Masyarakat (khususnya Jawa) kadung mengenal istilah Mo-Limo sebagai Maling (mencuri, termasuk juga korupsi), madat (nyabu), main (berjudi), minum (mabuk-mabukan), dan madon (main perempuan). Semuanya sebagai pantangan, ora ilok, yang harus dijauhi (prefentif), diberantas (post facto), dan pihak-pihak yang jadi korban diobati (kuratif).
Dengan latar belakang seperti itu maka terbilang aneh jika ada orang yang memberi nasehat untuk melakukan Mo Limo, apalagi nasehat itu diberikan sebagai nasehat pernikahan bagi mempelai. Orang yang nekat menentang arus tersebut kebetulan adalah ki Dalang yang sedang manggung karena ditanggap oleh shahibul hajat yang sedang menikahkan anaknya. Bayangin ki Dalang yang tugasnya sangat mulia ngudal piwulang (memaparkan ilmu dan hikmah) memberi nasehat bagi mempelai untuk melakukan Mo Limo.
Dalang yang satu ini secara mbeling menentang arus dengan mempergunakan terminologi yang kadung populer berkonotasi negatif kemudian dibelokkan dengan isi (content) yang berbeda. Jika isinya tidak diganti, ia bisa dipecat dari profesinya sebagai dalang. Bahkan bisa-bisa digantung. Segi positifnya, dengan mempergunakan istilah Mo Limo yang sudah populer akan mendapat perhatian khalayak (fungsi stopper). Setelah khalayak antusias, baru dech dia beberkan apa isi dari Mo Limo versi nasehat nikahnya.
1. Mlumah (untuk orang tidur berarti posisi menghadap ke atas, tengadah)
2. Mengkurep (untuk orang tidur berarti posisi menghadap ke bawah, tengkurap)
3. Modod (istilah untuk barang yang dimensi ukurannya bisa bertambah panjang dan bertambah besar)
4. Mlebu (masuk)
5. Metu (keluar)
Isinya sama sekali berbeda kan dengan Mo Limo versi generik. Hanya saja kok terkesan saru (jorok, menjurus ke seks), seperti kupasan dr. boyke aja. Apakah ki Dalang ini emang bener-bener mbeling ya? Waktu pertama mendengarnya dari seorang Master Consultant yang memberikan nasehat kepada rekan yang dalam waktu dekat akan menikah, kami sempat berpikir begitu sambil mesam mesem. Tetapi Bapak Tua asal Banyumas yang emang sejak mudanya penggemar berat wayang itu segera menambahkan bahwa tidak sedangkal itu nasehat ki Dalang. Bukan dalang namanya kalau tidak ada unsur filosofis dalam apa yang disampaikannya.
Rupanya:
1. Mlumah dalam arti advance maksudnya menghadap ke langit, senantiasa ingat kepada yang kuasa. Keluarga samara (sakinah mawaddah warahmah) hanya akan terbina jika didasari iman, islam dan ihsan.
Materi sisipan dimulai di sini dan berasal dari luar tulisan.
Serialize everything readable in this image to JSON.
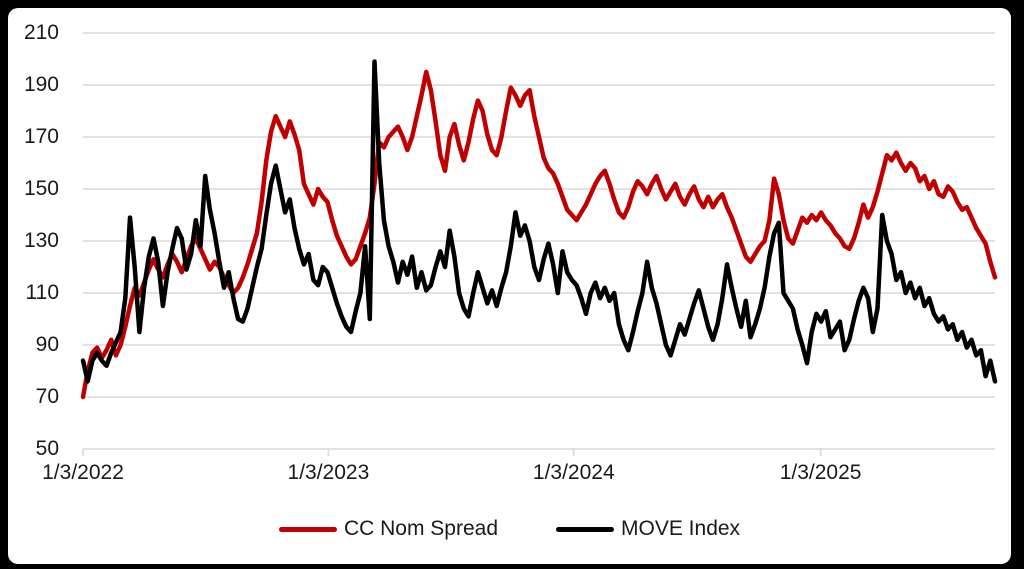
{
  "chart_data": {
    "type": "line",
    "title": "",
    "xlabel": "",
    "ylabel": "",
    "ylim": [
      50,
      210
    ],
    "y_ticks": [
      210,
      190,
      170,
      150,
      130,
      110,
      90,
      70,
      50
    ],
    "x_ticks": [
      {
        "label": "1/3/2022",
        "week": 0
      },
      {
        "label": "1/3/2023",
        "week": 52.2
      },
      {
        "label": "1/3/2024",
        "week": 104.4
      },
      {
        "label": "1/3/2025",
        "week": 156.9
      }
    ],
    "x_start": "1/3/2022",
    "x_end": "9/22/2025",
    "x_interval": "weekly",
    "grid": true,
    "legend_position": "bottom-center",
    "grid_color": "#D9D9D9",
    "series": [
      {
        "name": "CC Nom Spread",
        "color": "#C00000",
        "values": [
          70,
          80,
          87,
          89,
          85,
          88,
          92,
          86,
          90,
          97,
          105,
          112,
          109,
          114,
          119,
          123,
          119,
          116,
          121,
          125,
          122,
          118,
          123,
          128,
          131,
          127,
          123,
          119,
          122,
          120,
          116,
          113,
          110,
          112,
          116,
          121,
          127,
          133,
          145,
          161,
          172,
          178,
          174,
          170,
          176,
          171,
          165,
          152,
          148,
          144,
          150,
          147,
          145,
          138,
          132,
          128,
          124,
          121,
          123,
          128,
          133,
          139,
          152,
          168,
          166,
          170,
          172,
          174,
          170,
          165,
          170,
          178,
          186,
          195,
          188,
          176,
          163,
          157,
          170,
          175,
          167,
          161,
          168,
          177,
          184,
          180,
          171,
          165,
          163,
          170,
          180,
          189,
          186,
          182,
          186,
          188,
          178,
          170,
          162,
          158,
          156,
          152,
          147,
          142,
          140,
          138,
          141,
          144,
          148,
          152,
          155,
          157,
          152,
          146,
          141,
          139,
          143,
          149,
          153,
          151,
          148,
          152,
          155,
          150,
          146,
          149,
          152,
          147,
          144,
          148,
          151,
          146,
          143,
          147,
          143,
          146,
          148,
          143,
          139,
          134,
          129,
          124,
          122,
          125,
          128,
          130,
          138,
          154,
          148,
          138,
          131,
          129,
          134,
          139,
          137,
          140,
          138,
          141,
          138,
          136,
          133,
          131,
          128,
          127,
          131,
          137,
          144,
          139,
          143,
          149,
          156,
          163,
          161,
          164,
          160,
          157,
          160,
          158,
          153,
          155,
          150,
          153,
          148,
          147,
          151,
          149,
          145,
          142,
          143,
          139,
          135,
          132,
          129,
          122,
          116
        ]
      },
      {
        "name": "MOVE Index",
        "color": "#000000",
        "values": [
          84,
          76,
          84,
          87,
          84,
          82,
          87,
          91,
          95,
          108,
          139,
          120,
          95,
          112,
          124,
          131,
          122,
          105,
          118,
          127,
          135,
          131,
          119,
          125,
          138,
          128,
          155,
          142,
          133,
          122,
          112,
          118,
          108,
          100,
          99,
          104,
          112,
          120,
          127,
          140,
          152,
          159,
          150,
          141,
          146,
          135,
          127,
          121,
          125,
          115,
          113,
          120,
          118,
          112,
          106,
          101,
          97,
          95,
          103,
          110,
          128,
          100,
          199,
          160,
          138,
          128,
          122,
          114,
          122,
          117,
          124,
          112,
          118,
          111,
          113,
          120,
          126,
          120,
          134,
          124,
          110,
          104,
          101,
          110,
          118,
          112,
          106,
          111,
          105,
          112,
          118,
          128,
          141,
          132,
          136,
          130,
          120,
          115,
          123,
          129,
          121,
          110,
          126,
          118,
          115,
          113,
          108,
          102,
          110,
          114,
          108,
          112,
          107,
          110,
          98,
          92,
          88,
          95,
          103,
          110,
          122,
          112,
          106,
          98,
          90,
          86,
          92,
          98,
          94,
          100,
          106,
          111,
          104,
          97,
          92,
          98,
          108,
          121,
          112,
          104,
          97,
          107,
          93,
          98,
          104,
          112,
          124,
          133,
          137,
          110,
          107,
          104,
          96,
          90,
          83,
          95,
          102,
          99,
          103,
          93,
          96,
          99,
          88,
          92,
          100,
          107,
          112,
          108,
          95,
          104,
          140,
          130,
          125,
          115,
          118,
          110,
          114,
          108,
          112,
          105,
          108,
          102,
          99,
          101,
          96,
          98,
          92,
          95,
          89,
          92,
          86,
          88,
          78,
          84,
          76
        ]
      }
    ]
  },
  "legend": {
    "entries": [
      {
        "label": "CC Nom Spread"
      },
      {
        "label": "MOVE Index"
      }
    ]
  }
}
2. Mengkurep. Sebagai konsekuensi dari posisi orang tengkurap adalah hanya melihat yang di bawahnya. Maksudnya, dalam berumah tangga harus senantiasa fokus pada pasangan (baca: keluarga). Tidak boleh celingak celinguk, jelalatan lihat kanan kiri mencari yang lebih kinclong, bening kinyis-kinyis.
3. Modod. Berusahalah mengembangkan kompetensi dengan meningkatkan kemampuan, keterampilan, dan prigel untuk mencari nafkah dan atau bekal kehidupan lainnya dalam membina kehidupan (rumah tangga).
4. Mlebu. Apa pun yang di dapat dalam tahap sebelumnya, orientasi pertama adalah ke dalam (keluarga). For better or worse pasangan telah berjanji untuk membina rumah tangga, untuk itu segala sesuatunya harus dikomunikasikan ke dalam. Jangan sampai pasangan (anggota keluarga lain) justru tahunya dari pihak ketiga.
5. Metu. Orientasi pertama ke dalam tidak berarti menutup mata dan telinga dengan dunia luar. Ilmu, rezeki, dan lain-lain yang didapat tidak akan habis dikonsumsi sendiri. Share sebagian kepada orang lain sebagai amal. tangan di atas lebih baik dari tangan di bawah.
Dengan adanya dua versi Mo Limo ini maka diharapkan tidak membuat bingung. Bukankah Rasulullah SAW juga pernah menyampaikan pesan untuk memperhatikan lima sebelum yang lima (hidupmu sebelum matimu, sehatmu sebelum datang sakitmu, kesempatanmu sebelum kesempitanmu, mudamu sebelum tuamu dan kayamu sebelum datang melaratmu).